Per iniziare, prendi i neuroni cresciuti in fiasche T25 per la co-coltura. Sostituire il terreno con cinque millilitri di soluzione di versene contenente tripsina e Dnasi I.Aggiungere 0,5 millilitri di siero fetale bovino per neutralizzare la tripsina e la Dnasi I.Trasferire le cellule in una provetta conica da 15 millilitri. Lavare il matraccio con cinque millilitri di terreno neurobasale completo una volta per massimizzare i neuroni raccolti.
Quindi, centrifugare la sospensione cellulare a 300 G per cinque minuti a quattro gradi Celsius. Dopo aver scartato il surnatante, risospendere delicatamente il pellet cellulare in due o tre millilitri di terreno neurobasale completo. Seminare 100 microlitri di sospensione cellulare in ogni pozzetto per ottenere 75.000 neuroni per pozzetto, tra gli otto e i 10 giorni di coltivazione mista della glia.
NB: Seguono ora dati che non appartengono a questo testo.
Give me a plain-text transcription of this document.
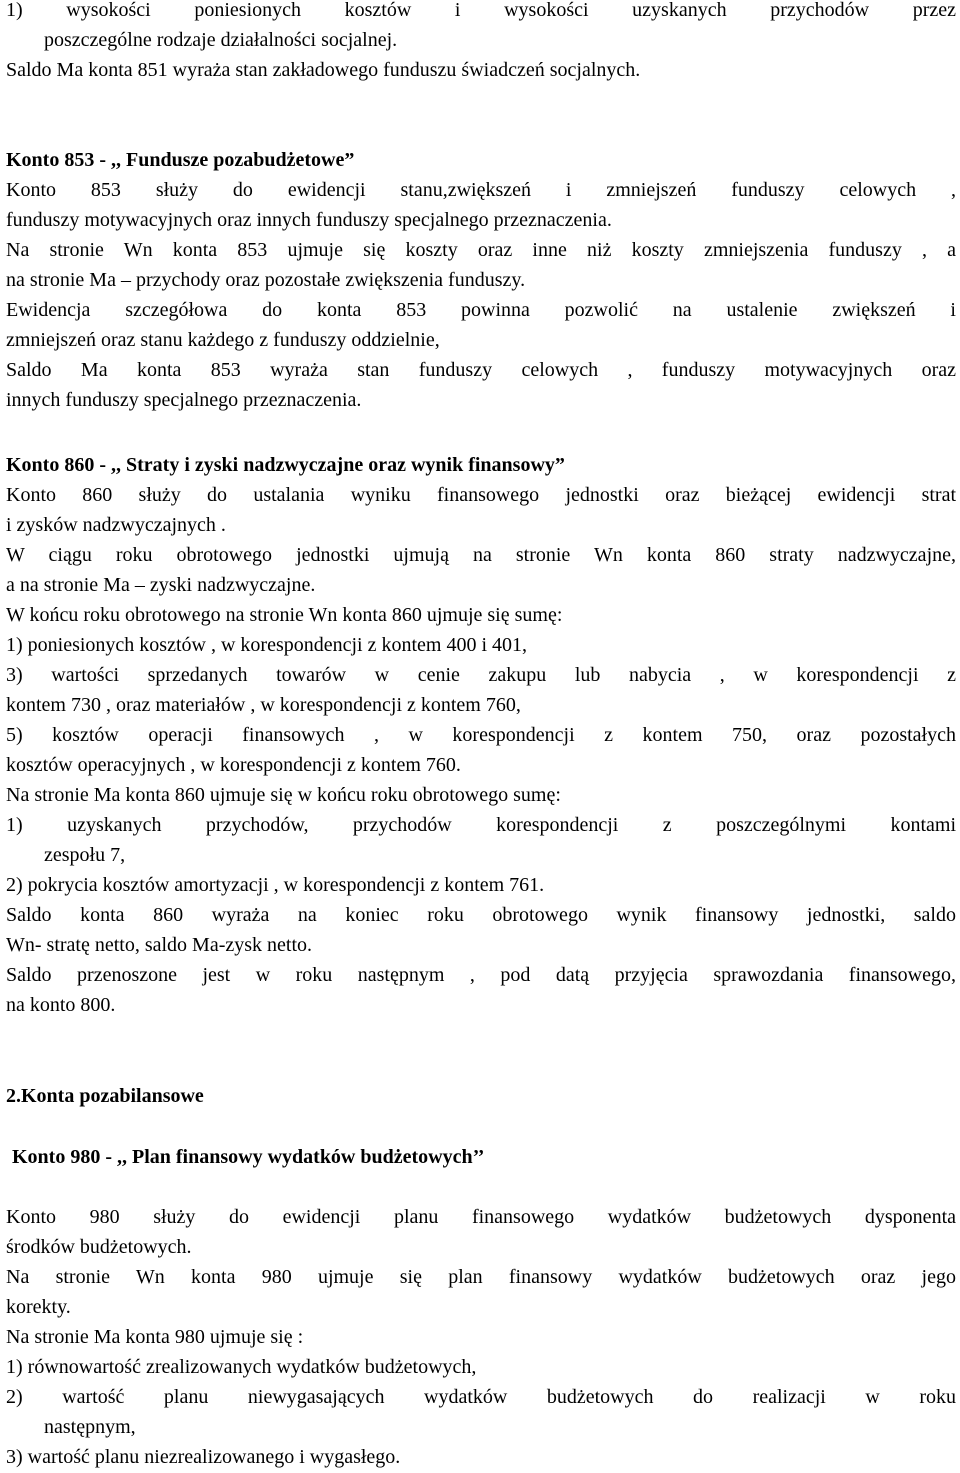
1) wysokości poniesionych kosztów i wysokości uzyskanych przychodów przez
poszczególne rodzaje działalności socjalnej.
Saldo Ma konta 851 wyraża stan zakładowego funduszu świadczeń socjalnych.
Konto 853 - ,, Fundusze pozabudżetowe”
Konto 853 służy do ewidencji stanu,zwiększeń i zmniejszeń funduszy celowych ,
funduszy motywacyjnych oraz innych funduszy specjalnego przeznaczenia.
Na stronie Wn konta 853 ujmuje się koszty oraz inne niż koszty zmniejszenia funduszy , a
na stronie Ma – przychody oraz pozostałe zwiększenia funduszy.
Ewidencja szczegółowa do konta 853 powinna pozwolić na ustalenie zwiększeń i
zmniejszeń oraz stanu każdego z funduszy oddzielnie,
Saldo Ma konta 853 wyraża stan funduszy celowych , funduszy motywacyjnych oraz
innych funduszy specjalnego przeznaczenia.
Konto 860 - ,, Straty i zyski nadzwyczajne oraz wynik finansowy”
Konto 860 służy do ustalania wyniku finansowego jednostki oraz bieżącej ewidencji strat
i zysków nadzwyczajnych .
W ciągu roku obrotowego jednostki ujmują na stronie Wn konta 860 straty nadzwyczajne,
a na stronie Ma – zyski nadzwyczajne.
W końcu roku obrotowego na stronie Wn konta 860 ujmuje się sumę:
1) poniesionych kosztów , w korespondencji z kontem 400 i 401,
3) wartości sprzedanych towarów w cenie zakupu lub nabycia , w korespondencji z
kontem 730 , oraz materiałów , w korespondencji z kontem 760,
5) kosztów operacji finansowych , w korespondencji z kontem 750, oraz pozostałych
kosztów operacyjnych , w korespondencji z kontem 760.
Na stronie Ma konta 860 ujmuje się w końcu roku obrotowego sumę:
1) uzyskanych przychodów, przychodów korespondencji z poszczególnymi kontami
zespołu 7,
2) pokrycia kosztów amortyzacji , w korespondencji z kontem 761.
Saldo konta 860 wyraża na koniec roku obrotowego wynik finansowy jednostki, saldo
Wn- stratę netto, saldo Ma-zysk netto.
Saldo przenoszone jest w roku następnym , pod datą przyjęcia sprawozdania finansowego,
na konto 800.
2.Konta pozabilansowe
Konto 980 - ,, Plan finansowy wydatków budżetowych’’
Konto 980 służy do ewidencji planu finansowego wydatków budżetowych dysponenta
środków budżetowych.
Na stronie Wn konta 980 ujmuje się plan finansowy wydatków budżetowych oraz jego
korekty.
Na stronie Ma konta 980 ujmuje się :
1) równowartość zrealizowanych wydatków budżetowych,
2) wartość planu niewygasających wydatków budżetowych do realizacji w roku
następnym,
3) wartość planu niezrealizowanego i wygasłego.
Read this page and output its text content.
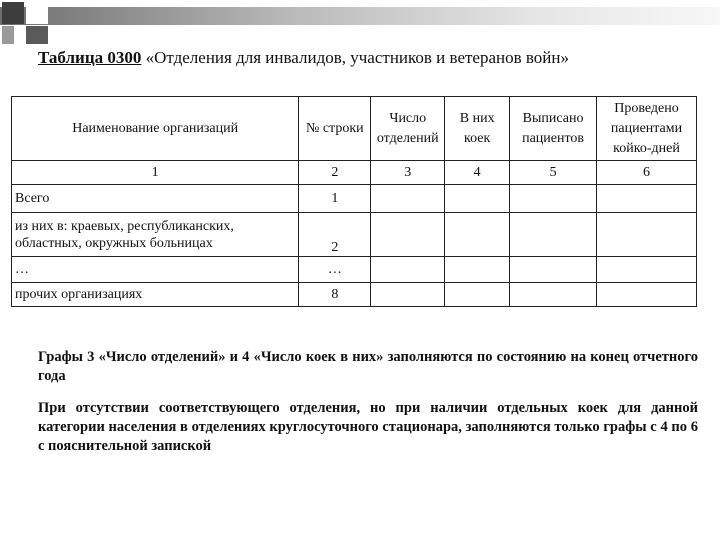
Таблица 0300 «Отделения для инвалидов, участников и ветеранов войн»
Наименование организаций	№ строки	Число отделений	В них коек	Выписано пациентов	Проведено пациентами койко-дней
1	2	3	4	5	6
Всего	1				
из них в: краевых, республиканских, областных, окружных больницах	2				
…	…				
прочих организациях	8				
Графы 3 «Число отделений» и 4 «Число коек в них» заполняются по состоянию на конец отчетного года
При отсутствии соответствующего отделения, но при наличии отдельных коек для данной категории населения в отделениях круглосуточного стационара, заполняются только графы с 4 по 6 с пояснительной запиской
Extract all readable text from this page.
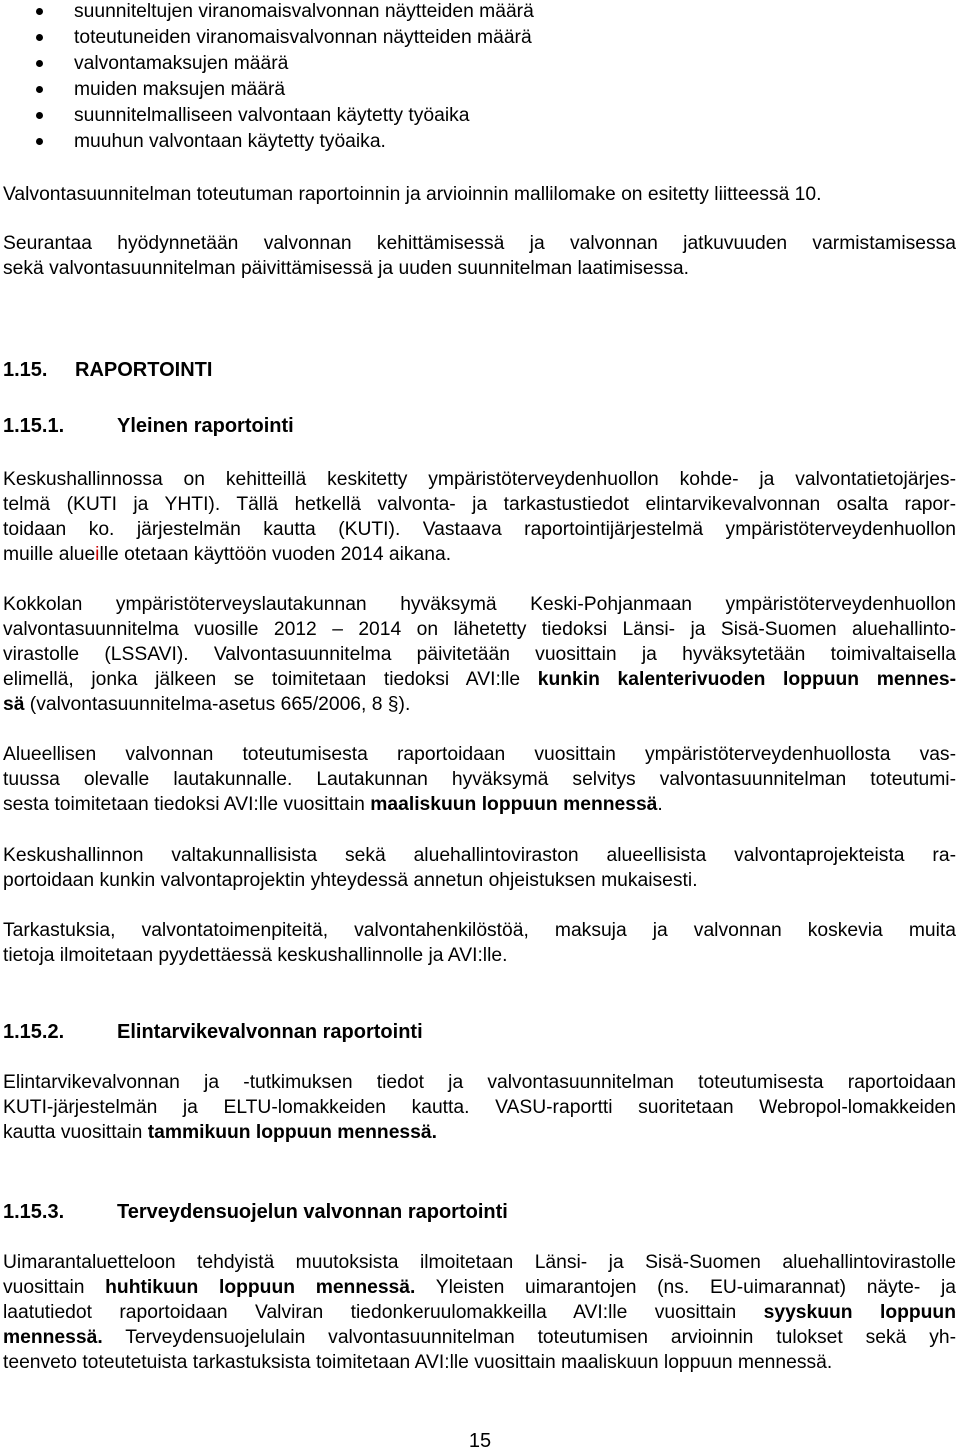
suunniteltujen viranomaisvalvonnan näytteiden määrä
toteutuneiden viranomaisvalvonnan näytteiden määrä
valvontamaksujen määrä
muiden maksujen määrä
suunnitelmalliseen valvontaan käytetty työaika
muuhun valvontaan käytetty työaika.
Valvontasuunnitelman toteutuman raportoinnin ja arvioinnin mallilomake on esitetty liitteessä 10.
Seurantaa hyödynnetään valvonnan kehittämisessä ja valvonnan jatkuvuuden varmistamisessa
sekä valvontasuunnitelman päivittämisessä ja uuden suunnitelman laatimisessa.
1.15. RAPORTOINTI
1.15.1.	Yleinen raportointi
Keskushallinnossa on kehitteillä keskitetty ympäristöterveydenhuollon kohde- ja valvontatietojärjes-
telmä (KUTI ja YHTI). Tällä hetkellä valvonta- ja tarkastustiedot elintarvikevalvonnan osalta rapor-
toidaan ko. järjestelmän kautta (KUTI). Vastaava raportointijärjestelmä ympäristöterveydenhuollon
muille alueille otetaan käyttöön vuoden 2014 aikana.
Kokkolan ympäristöterveyslautakunnan hyväksymä Keski-Pohjanmaan ympäristöterveydenhuollon
valvontasuunnitelma vuosille 2012 – 2014 on lähetetty tiedoksi Länsi- ja Sisä-Suomen aluehallinto-
virastolle (LSSAVI). Valvontasuunnitelma päivitetään vuosittain ja hyväksytetään toimivaltaisella
elimellä, jonka jälkeen se toimitetaan tiedoksi AVI:lle kunkin kalenterivuoden loppuun mennes-
sä (valvontasuunnitelma-asetus 665/2006, 8 §).
Alueellisen valvonnan toteutumisesta raportoidaan vuosittain ympäristöterveydenhuollosta vas-
tuussa olevalle lautakunnalle. Lautakunnan hyväksymä selvitys valvontasuunnitelman toteutumi-
sesta toimitetaan tiedoksi AVI:lle vuosittain maaliskuun loppuun mennessä.
Keskushallinnon valtakunnallisista sekä aluehallintoviraston alueellisista valvontaprojekteista ra-
portoidaan kunkin valvontaprojektin yhteydessä annetun ohjeistuksen mukaisesti.
Tarkastuksia, valvontatoimenpiteitä, valvontahenkilöstöä, maksuja ja valvonnan koskevia muita
tietoja ilmoitetaan pyydettäessä keskushallinnolle ja AVI:lle.
1.15.2.	Elintarvikevalvonnan raportointi
Elintarvikevalvonnan ja -tutkimuksen tiedot ja valvontasuunnitelman toteutumisesta raportoidaan
KUTI-järjestelmän ja ELTU-lomakkeiden kautta. VASU-raportti suoritetaan Webropol-lomakkeiden
kautta vuosittain tammikuun loppuun mennessä.
1.15.3.	Terveydensuojelun valvonnan raportointi
Uimarantaluetteloon tehdyistä muutoksista ilmoitetaan Länsi- ja Sisä-Suomen aluehallintovirastolle
vuosittain huhtikuun loppuun mennessä. Yleisten uimarantojen (ns. EU-uimarannat) näyte- ja
laatutiedot raportoidaan Valviran tiedonkeruulomakkeilla AVI:lle vuosittain syyskuun loppuun
mennessä. Terveydensuojelulain valvontasuunnitelman toteutumisen arvioinnin tulokset sekä yh-
teenveto toteutetuista tarkastuksista toimitetaan AVI:lle vuosittain maaliskuun loppuun mennessä.
15
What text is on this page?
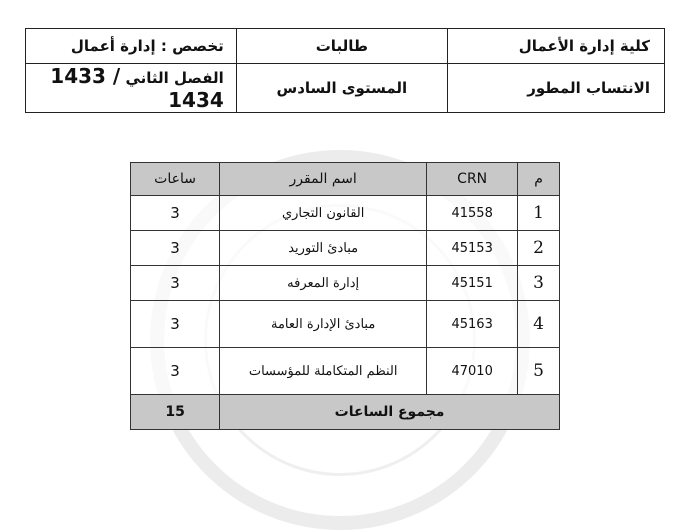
كلية إدارة الأعمال	طالبات	تخصص : إدارة أعمال
الانتساب المطور	المستوى السادس	الفصل الثاني 1433 / 1434
م	CRN	اسم المقرر	ساعات
1	41558	القانون التجاري	3
2	45153	مبادئ التوريد	3
3	45151	إدارة المعرفه	3
4	45163	مبادئ الإدارة العامة	3
5	47010	النظم المتكاملة للمؤسسات	3
مجموع الساعات			15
Utilizzando una pipetta da 10 millilitri, lavare delicatamente i flaconi T75 con terreni di coltura gliale per raccogliere la microglia e trasferire le cellule e i terreni in una provetta conica sterile da 50 millilitri. Centrifugare la raccolta cellulare a 300 G per cinque minuti a quattro gradi Celsius. Una volta rimosso il surnatante, risospendere delicatamente il pellet in due millilitri di terreno neurobasale completo.
Dalla piastra di coltura neuronale a 96 pozzetti, rimuovere 100 microlitri di terreno neurobasale e aggiungere 100 microlitri di 250.000 cellule per millilitro di sospensione cellulare. Nella co-coltura sono state osservate microglia rotonde e grandi sopra o tra i neuroni e i processi neuriti.